As the excursion progressed, though, and proper nutrition was growing scarce, Scott began to change his tune. He explained that the weather was getting even more brutal and showed no mercy. He and his men were only able to consume one hot meal with two days of cold food in order to move another 11 miles.

 

He was a true pioneer of travel to “new worlds” during his generation.  Unfortunately, though, his expedition seemed doomed from the beginning. Norwegian Roald Amundsen reached the South Pole ahead of Scott’s team.
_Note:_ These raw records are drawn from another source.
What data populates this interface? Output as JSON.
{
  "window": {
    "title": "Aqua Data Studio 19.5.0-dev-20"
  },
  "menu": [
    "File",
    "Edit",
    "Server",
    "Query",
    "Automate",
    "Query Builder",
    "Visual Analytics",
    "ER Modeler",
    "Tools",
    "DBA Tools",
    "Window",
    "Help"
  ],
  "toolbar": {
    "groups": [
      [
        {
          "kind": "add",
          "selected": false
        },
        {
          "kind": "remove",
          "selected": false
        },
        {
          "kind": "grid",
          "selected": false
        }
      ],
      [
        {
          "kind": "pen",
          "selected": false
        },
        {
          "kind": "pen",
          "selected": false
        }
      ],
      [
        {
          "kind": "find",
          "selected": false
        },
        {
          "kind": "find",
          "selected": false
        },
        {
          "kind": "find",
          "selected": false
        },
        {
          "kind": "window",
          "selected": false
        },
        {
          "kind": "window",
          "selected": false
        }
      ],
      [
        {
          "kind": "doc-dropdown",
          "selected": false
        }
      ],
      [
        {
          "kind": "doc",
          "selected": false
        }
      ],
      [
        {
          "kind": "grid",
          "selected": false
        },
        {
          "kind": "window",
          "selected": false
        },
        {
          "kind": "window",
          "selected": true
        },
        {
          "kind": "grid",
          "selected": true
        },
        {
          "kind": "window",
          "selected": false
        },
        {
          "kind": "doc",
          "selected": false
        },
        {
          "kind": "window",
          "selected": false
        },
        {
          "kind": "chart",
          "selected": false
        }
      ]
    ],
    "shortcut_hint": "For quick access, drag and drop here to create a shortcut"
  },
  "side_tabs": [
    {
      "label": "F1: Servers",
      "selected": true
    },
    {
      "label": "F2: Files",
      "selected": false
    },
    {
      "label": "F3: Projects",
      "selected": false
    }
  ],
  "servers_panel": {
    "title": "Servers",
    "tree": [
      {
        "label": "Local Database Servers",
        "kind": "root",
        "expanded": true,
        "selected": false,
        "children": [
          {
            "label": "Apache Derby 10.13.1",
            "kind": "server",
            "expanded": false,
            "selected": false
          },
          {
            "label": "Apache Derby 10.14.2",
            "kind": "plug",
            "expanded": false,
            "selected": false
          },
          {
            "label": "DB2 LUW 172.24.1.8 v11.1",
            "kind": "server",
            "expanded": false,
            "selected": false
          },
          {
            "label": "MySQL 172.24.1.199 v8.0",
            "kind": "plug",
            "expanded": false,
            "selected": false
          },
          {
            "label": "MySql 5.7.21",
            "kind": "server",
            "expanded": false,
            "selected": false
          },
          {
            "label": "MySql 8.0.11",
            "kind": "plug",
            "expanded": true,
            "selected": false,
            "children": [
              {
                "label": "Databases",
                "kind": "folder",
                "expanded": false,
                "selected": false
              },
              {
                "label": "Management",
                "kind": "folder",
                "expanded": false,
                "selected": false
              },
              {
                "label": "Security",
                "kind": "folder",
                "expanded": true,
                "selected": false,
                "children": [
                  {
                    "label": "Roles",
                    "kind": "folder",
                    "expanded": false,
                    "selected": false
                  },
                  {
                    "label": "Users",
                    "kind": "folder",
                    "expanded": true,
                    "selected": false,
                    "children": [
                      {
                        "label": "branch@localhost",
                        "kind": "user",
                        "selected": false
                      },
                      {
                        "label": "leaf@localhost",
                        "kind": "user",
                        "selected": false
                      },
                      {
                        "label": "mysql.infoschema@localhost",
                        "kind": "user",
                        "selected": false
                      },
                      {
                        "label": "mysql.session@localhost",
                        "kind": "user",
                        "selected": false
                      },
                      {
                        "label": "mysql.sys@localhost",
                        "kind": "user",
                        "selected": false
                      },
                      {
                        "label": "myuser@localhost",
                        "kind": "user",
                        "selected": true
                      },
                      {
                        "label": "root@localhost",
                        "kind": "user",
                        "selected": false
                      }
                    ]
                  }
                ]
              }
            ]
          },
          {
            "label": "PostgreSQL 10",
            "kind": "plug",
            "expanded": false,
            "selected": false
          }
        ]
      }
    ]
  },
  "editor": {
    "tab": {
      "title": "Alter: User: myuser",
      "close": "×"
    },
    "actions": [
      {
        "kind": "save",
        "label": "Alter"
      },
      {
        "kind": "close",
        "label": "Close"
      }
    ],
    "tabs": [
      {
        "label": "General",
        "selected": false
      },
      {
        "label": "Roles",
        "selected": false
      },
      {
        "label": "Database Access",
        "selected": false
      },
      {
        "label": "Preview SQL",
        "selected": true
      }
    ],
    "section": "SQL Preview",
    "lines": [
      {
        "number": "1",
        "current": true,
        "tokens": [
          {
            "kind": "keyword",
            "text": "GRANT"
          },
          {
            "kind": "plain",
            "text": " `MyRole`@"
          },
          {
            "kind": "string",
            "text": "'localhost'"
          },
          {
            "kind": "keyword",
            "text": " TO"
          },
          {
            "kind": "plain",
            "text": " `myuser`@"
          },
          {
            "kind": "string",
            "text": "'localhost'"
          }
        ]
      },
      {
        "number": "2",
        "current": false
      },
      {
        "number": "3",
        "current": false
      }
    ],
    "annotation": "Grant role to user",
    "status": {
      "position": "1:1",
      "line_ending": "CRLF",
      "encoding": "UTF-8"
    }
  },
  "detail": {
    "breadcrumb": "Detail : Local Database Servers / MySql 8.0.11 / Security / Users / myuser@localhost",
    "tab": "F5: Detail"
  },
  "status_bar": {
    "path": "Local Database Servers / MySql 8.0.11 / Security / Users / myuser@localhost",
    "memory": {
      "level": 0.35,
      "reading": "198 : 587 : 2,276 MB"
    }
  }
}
Amundsmen arrived at the South Pole on December 21, 1911 and Scott did not get there until January 18, 1912.

 

Before leaving on his final expedition, Scott was a national hero following his first expedition into the Antarctic regions from 1902-1904. The two other men with him, Lieutenant Henry Bowers and Dr. Edward Wilson held onto their beliefs of survival. Captain Lawrence Oats and Petty Officer Edgar Evans also did not survive.

 

While just twenty miles from the depot, the explorers needed to stow all provisions. They were not just running low on food but fuel as well. Scott wrote in his letters to his wife that she should remarry if he were to die, his letters described weathering temperatures 70? below zero in nothing but a tent.

 

In his final letters, he experienced no remorse at having taken the journey that killed him. He went so far as to say that it was an improvement to just sitting around at home all day. For generations now, Scott’s courage and determination have served as an inspiration for British youths.

 

And this although Scott’s expedition was unable to reach the south pole before Amundsmen’s team, missing the chance by a scant few weeks. Scott died on March 29, 1912. “Scott’s Last Expedition” is the book that was published in 1913, and it is Scott’s personal journal.